While the term itself is quite vast and has various interpretations, for the purpose of simplicity, the two large
umbrellas under which we can classify inequality would be economic inequality and social inequality. Both these
categories are deeply intertwined and inequality in one often affects the inequality in another. Over the years,
through its course of study, Oxfam has studied inequality as a grave social injustice and has documented the
incidents and scale of this inequality at a global level.
Economic Inequality
Income
“Income is not just the money received through pay, but all the money received from employment (wages, salaries,
bonuses etc.), investments, such as interest on savings accounts and dividends from shares of stock, savings, state
benefits, pensions (state, personal, company) and rent.”
-The Equality Trust
Wealth
“Wealth refers to the total amount of assets of an individual or household. This may include financial assets, such as
bonds and stocks, property and private pension rights.

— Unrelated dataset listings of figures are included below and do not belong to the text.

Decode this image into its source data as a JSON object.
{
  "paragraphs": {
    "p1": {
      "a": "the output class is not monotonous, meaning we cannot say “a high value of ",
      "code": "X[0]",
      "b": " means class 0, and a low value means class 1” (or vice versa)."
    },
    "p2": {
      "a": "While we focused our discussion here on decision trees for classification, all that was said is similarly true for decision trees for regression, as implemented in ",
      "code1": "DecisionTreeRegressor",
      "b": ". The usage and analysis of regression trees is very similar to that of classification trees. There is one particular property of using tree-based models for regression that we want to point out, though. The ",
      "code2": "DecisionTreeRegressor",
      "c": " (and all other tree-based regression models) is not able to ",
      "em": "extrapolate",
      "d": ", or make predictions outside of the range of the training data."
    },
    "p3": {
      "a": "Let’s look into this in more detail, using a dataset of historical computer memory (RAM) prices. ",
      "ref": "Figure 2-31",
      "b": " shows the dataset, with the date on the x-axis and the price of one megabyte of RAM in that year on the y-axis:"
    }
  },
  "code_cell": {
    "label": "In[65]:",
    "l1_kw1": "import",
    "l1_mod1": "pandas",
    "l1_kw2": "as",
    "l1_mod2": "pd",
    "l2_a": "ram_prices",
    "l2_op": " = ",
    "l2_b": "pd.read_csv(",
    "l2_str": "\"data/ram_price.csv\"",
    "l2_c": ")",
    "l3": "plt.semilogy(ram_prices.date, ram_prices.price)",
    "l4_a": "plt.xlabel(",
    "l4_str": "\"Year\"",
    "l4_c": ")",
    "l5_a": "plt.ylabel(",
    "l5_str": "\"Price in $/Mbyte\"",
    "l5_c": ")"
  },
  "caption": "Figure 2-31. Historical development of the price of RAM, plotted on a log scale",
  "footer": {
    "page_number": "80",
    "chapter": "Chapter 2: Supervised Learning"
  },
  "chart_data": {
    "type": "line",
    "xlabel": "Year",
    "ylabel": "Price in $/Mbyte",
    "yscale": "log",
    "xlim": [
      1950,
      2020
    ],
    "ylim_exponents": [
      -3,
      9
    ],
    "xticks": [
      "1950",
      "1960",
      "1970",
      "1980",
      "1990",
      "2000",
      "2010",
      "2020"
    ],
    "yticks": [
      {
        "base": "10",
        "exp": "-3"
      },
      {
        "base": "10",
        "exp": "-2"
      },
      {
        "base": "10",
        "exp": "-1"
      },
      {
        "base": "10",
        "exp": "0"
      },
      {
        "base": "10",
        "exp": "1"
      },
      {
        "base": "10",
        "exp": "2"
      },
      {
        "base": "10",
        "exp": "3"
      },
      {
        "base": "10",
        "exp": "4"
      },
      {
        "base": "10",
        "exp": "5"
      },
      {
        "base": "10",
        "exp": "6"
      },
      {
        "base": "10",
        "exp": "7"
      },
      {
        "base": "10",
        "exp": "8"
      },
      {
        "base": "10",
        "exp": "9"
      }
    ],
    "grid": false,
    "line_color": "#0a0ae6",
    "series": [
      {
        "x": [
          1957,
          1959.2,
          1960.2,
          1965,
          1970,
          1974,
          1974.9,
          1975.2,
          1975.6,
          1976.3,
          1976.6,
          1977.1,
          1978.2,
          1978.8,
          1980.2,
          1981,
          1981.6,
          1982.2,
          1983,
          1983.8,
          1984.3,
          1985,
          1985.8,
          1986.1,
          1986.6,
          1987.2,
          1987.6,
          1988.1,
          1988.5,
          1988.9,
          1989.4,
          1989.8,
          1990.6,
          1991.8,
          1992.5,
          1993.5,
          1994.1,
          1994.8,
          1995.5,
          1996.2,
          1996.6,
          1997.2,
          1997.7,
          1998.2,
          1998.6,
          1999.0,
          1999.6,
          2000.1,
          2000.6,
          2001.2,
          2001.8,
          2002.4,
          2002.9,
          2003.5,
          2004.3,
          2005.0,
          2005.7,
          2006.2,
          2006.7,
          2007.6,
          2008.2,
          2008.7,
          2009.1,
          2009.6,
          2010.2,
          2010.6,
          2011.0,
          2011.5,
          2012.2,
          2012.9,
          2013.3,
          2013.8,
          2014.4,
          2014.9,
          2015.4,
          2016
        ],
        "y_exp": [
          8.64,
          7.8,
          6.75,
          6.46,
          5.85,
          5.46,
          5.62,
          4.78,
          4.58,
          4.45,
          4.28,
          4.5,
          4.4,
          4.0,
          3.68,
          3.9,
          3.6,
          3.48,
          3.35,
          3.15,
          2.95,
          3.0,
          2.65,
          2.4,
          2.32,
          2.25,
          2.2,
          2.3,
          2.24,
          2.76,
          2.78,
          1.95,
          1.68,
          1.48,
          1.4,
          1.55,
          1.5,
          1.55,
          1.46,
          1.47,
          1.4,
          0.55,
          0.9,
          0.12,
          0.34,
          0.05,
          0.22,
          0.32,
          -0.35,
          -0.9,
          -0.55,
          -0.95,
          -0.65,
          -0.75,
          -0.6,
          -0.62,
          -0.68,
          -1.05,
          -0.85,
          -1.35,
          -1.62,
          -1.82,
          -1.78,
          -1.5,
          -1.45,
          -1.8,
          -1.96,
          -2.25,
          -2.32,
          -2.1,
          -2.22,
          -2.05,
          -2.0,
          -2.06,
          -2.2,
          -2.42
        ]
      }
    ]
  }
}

Wealth inequality, therefore, refers to the unequal
distribution of assets in a group of people”
-The Equality Trust
In India, one of the most distinctive forms of social inequity come within the spheres of gender and caste, where,
people coming from the marginalized sections of these social categories, are directly impacted in terms of their
opportunities, access to essential utilities, and their potential as a whole.
1. Deliver universal free health care, education and other public services that also work for women and girls. Stop
supporting privatization of public services. Provide pensions, child benefits and other social protection for all. Design
all services to ensure they also deliver for women and girls.
2. Free up women's time by easing the millions of unpaid hours they spend every day caring for their families and
homes. Let those who do this essential work have a say in budget decisions and make freeing up women’s time a
key objective of government spending. Invest in public services including water, electricity and childcare that
reduce the time needed to do this unpaid work. Design all public services in a way that works for those with little
time to spare.
3. End the under-taxation of rich individuals and corporations. Tax wealth and capital at fairer levels. Stop the race
to the bottom on personal income and corporate taxes. Eliminate tax avoidance and evasion by corporates and
the super-rich. Agree to a new set of global rules and institutions to fundamentally redesign the tax system to make
it fair, with developing countries having an equal seat at the table.